1.  The appeal against the refusal to admit the appellant to bail is dismissed.

2. The matter is regarded finalised and removed from the roll.

 

 

 

 

                                                ________________

                                                                                              D N USIKU

                                                                                                            Judge

 

 

                                                              _______________

                                                  H C JANUARY

             Judge

 

 

APPEARANCES

 

APPELLANT:                        Ms T Klazen

                                                Directorate of Legal Aid, Swakopmund

 

RESPONDENT:                   Ms Ndlovu

                                                Office of the Prosecutor-General, Windhoek

 

 

[1] S v Gaseb 2007 [1] NR 310 [HC].

[2] Lazarus Shaduka v The State, case no: CA 119/2008.

[3] Noble v S (HC-MD-CRI-APP-CAL-2018/00079) [2019] NAHCMD 12 (5 February 2019).

[4] See page 55 and 57 of the record of proceedings.

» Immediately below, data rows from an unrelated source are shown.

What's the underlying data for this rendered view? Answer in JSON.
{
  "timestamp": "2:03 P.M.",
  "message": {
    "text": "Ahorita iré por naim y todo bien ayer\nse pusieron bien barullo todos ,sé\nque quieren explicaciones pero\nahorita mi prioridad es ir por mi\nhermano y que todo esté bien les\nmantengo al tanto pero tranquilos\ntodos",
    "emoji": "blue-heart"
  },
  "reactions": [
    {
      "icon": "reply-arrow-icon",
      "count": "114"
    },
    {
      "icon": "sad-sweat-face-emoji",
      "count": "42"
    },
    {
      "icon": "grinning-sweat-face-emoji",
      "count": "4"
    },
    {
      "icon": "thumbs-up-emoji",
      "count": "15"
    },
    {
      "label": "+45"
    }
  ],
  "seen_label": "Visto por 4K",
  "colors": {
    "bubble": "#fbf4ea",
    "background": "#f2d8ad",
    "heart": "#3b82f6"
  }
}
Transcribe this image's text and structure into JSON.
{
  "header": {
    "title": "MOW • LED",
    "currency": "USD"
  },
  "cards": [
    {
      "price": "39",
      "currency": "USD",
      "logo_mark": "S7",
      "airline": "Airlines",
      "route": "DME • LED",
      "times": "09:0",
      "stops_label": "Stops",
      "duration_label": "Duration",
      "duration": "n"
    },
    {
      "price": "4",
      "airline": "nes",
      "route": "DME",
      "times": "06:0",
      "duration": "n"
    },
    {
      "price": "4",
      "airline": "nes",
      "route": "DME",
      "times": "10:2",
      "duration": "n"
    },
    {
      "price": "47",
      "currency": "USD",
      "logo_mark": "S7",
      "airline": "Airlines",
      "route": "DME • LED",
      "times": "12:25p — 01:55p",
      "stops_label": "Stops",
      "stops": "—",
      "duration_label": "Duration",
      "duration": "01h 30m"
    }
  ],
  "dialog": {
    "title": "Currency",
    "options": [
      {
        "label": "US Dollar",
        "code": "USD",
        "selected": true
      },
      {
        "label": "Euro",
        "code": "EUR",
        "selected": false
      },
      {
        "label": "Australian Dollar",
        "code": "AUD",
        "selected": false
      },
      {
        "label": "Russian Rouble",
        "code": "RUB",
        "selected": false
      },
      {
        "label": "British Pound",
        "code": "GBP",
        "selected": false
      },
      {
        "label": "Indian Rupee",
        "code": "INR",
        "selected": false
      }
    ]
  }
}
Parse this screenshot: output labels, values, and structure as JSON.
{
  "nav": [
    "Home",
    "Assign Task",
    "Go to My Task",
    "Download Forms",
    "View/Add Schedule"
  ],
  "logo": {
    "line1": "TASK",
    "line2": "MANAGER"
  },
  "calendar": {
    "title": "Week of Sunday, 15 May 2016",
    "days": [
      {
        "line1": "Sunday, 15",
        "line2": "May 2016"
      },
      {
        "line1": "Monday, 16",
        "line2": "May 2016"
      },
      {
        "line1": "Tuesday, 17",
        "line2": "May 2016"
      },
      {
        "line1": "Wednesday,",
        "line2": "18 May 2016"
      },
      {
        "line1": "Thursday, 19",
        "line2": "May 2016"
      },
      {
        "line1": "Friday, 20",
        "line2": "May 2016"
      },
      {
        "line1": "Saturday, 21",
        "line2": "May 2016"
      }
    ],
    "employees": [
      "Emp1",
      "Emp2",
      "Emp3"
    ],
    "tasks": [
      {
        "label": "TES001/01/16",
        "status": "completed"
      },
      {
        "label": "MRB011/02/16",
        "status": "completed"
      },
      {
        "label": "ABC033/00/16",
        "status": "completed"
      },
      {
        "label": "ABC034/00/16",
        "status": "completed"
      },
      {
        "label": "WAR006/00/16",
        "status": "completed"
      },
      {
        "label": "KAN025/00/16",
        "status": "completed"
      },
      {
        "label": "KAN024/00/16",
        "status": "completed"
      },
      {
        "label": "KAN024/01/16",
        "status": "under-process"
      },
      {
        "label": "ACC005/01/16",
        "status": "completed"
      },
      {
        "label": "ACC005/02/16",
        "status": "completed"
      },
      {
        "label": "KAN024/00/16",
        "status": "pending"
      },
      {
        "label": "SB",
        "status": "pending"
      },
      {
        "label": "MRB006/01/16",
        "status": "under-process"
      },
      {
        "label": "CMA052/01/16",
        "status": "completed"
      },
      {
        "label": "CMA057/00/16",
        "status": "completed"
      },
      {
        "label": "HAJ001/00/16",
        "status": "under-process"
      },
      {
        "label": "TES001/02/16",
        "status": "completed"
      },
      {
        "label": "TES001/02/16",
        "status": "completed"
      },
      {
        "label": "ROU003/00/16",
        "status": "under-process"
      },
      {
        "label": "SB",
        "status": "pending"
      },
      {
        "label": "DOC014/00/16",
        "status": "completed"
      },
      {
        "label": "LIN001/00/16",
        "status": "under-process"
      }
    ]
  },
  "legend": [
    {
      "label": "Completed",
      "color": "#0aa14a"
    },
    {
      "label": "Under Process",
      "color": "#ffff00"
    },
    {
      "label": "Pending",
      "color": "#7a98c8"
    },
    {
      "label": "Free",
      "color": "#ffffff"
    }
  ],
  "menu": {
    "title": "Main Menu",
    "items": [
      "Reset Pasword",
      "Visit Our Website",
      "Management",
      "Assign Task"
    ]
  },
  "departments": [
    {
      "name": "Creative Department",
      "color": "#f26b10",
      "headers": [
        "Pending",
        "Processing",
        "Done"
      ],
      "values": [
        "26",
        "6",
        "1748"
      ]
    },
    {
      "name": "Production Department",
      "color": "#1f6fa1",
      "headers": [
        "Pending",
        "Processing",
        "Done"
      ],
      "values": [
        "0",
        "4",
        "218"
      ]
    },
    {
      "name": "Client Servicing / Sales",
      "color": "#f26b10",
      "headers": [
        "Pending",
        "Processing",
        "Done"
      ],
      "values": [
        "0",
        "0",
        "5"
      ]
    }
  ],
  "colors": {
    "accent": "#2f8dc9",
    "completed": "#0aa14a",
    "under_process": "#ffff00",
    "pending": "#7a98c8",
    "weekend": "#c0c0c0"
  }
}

[5] See page 58 of the record.

[6] S v Du Plessis & Another 1992 NR 74 at 82.                                                                                                                                                                                                                                                                                                                                                                                                                                                                                                                                                                                                                                                                                               

[7] Noble v The State (CA 02/2014) NAHCMD 117 delivered on 20 March 2014.

[8] Charlotte Helena Botha vs State CA 70/95 p.25.